As an example, the MedImmune Genomics initiative, will be sequencing 500,000 genomic samples donated by patients from Astra Zeneca´s own clinical trials that we have collected over a 15 year period, so we have a huge amount of material internally. To make something out of it in the long-term, we are completely dependent on partnerships with the outside world; the academic research and hospital where the patients are. For the next step, and for genome sequencing to really be an integrated part of healthcare, we also need to get the healthcare financiers and the regulatory agencies into play. Each healthcare system will need to see the value of investing in the infrastructure that is needed to use the technology, including the biomarkers and diagnostic 49

testing to find the right patients, otherwise it will be like finding a needle in a haystack. The pharma industry can help in building the evidence-base that all healthcare planners need for any investment.

So we have a big task ahead of us of developing pricing mechanisms and regulatory processes around precision medicine to make it available for all the patient groups it holds promises for."

With genetic testing and biomarkers comes the opportunity to use combinatorial treatments. What are the obstacles associated with taking these treatments from the lab to the patient?

"If you really want to make sure that you tailor treatments, you have to have a very broad approach and partnerships, because it will unlikely be one single company that has all of the compounds that can target all of the genetic abnormalities that drives one phenotype. Imagine that as a doctor, I have a complete understanding of the genetic make-up of what drives a specific phenotype in the patient in front of me. The best treatment would be to perhaps combine compound X from Astra Zeneca with compound Y from another company. But how do you conduct clinical trials around these possibilities? We don’t yet have a good mechanism for how to handle these opportunities because that is not how drug development is traditionally done.

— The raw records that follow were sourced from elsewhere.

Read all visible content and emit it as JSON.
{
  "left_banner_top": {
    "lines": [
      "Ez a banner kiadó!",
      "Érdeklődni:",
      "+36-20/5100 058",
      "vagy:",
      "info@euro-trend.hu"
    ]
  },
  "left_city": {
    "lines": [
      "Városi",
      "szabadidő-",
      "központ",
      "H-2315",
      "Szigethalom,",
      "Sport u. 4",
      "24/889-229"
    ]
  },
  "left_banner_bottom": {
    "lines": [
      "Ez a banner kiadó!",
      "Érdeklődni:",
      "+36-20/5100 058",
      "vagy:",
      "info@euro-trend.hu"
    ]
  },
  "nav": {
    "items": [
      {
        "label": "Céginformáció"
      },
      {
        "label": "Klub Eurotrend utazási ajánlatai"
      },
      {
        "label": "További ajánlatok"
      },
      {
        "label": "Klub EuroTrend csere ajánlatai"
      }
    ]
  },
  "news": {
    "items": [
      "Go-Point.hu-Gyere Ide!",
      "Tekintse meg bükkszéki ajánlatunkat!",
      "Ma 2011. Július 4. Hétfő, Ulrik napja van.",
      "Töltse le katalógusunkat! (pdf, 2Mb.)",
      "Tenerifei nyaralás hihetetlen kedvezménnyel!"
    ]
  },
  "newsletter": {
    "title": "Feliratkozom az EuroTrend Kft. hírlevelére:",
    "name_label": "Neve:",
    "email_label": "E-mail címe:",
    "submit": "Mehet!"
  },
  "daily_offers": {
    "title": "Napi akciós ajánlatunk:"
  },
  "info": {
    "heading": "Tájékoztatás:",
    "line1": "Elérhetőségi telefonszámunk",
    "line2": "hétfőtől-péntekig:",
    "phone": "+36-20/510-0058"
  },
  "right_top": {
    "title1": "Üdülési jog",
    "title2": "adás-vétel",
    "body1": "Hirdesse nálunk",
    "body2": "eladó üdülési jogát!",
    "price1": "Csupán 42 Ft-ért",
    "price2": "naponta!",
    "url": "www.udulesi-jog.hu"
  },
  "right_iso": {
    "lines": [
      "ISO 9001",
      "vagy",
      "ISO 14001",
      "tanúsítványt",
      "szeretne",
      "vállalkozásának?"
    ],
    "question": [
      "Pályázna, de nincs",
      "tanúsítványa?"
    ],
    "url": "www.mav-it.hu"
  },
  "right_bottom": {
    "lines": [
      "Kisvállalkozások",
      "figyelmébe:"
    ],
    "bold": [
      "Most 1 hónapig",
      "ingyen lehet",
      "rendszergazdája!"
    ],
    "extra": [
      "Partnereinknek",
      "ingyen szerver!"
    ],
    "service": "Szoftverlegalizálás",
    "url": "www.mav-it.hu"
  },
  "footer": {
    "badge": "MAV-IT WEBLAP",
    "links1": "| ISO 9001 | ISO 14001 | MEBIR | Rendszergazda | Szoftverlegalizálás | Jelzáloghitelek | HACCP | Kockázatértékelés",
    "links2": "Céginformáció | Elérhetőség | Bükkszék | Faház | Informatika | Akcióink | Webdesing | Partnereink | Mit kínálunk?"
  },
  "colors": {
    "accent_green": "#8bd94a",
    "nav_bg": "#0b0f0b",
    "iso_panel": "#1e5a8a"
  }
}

I think one important aspect of combinatorial treatments is to look at the diagnostic part. The use of circulating tumour DNA Biomarkers, liquid biopsies, might be what enables the use of the combination therapies. Improving and facilitating the process of biomarkers is an integrated part of our strategy, which has to go hand in hand with the development of medicine. You need to find the patient in the real world setting that would benefit from your medicine, so it is complex and we are not quite there yet, but it is an ambition."

Despite the complexities and challenges that we need to overcome, are you hopeful that in a not too distant future we will be able to bridge the advancement in technology with the growing cancer patient population globally?

"I am extremely hopeful. To take the example of lung cancer, not that many years back, we didn’t even have the wildest believing that we could cure non-small cell lung cancer patients or transforming them into long term survivors. Over the past years there has been a tremendous development in targeted therapies that are really substantially benefitting patients that we never thought we could manage before, so I am very hopeful.

I believe that we are just in the beginning of all of this and the more we get involved in genomics and the more we understand about the drivers of disease, the better we can tailor treatments. It is an extremely exciting moment. I am not denying the obstacles; there are obviously many things that needs to go hand in hand to be successful here, but I fundamentally believe that we all work for the same goal and we are making progress every day towards curing cancer."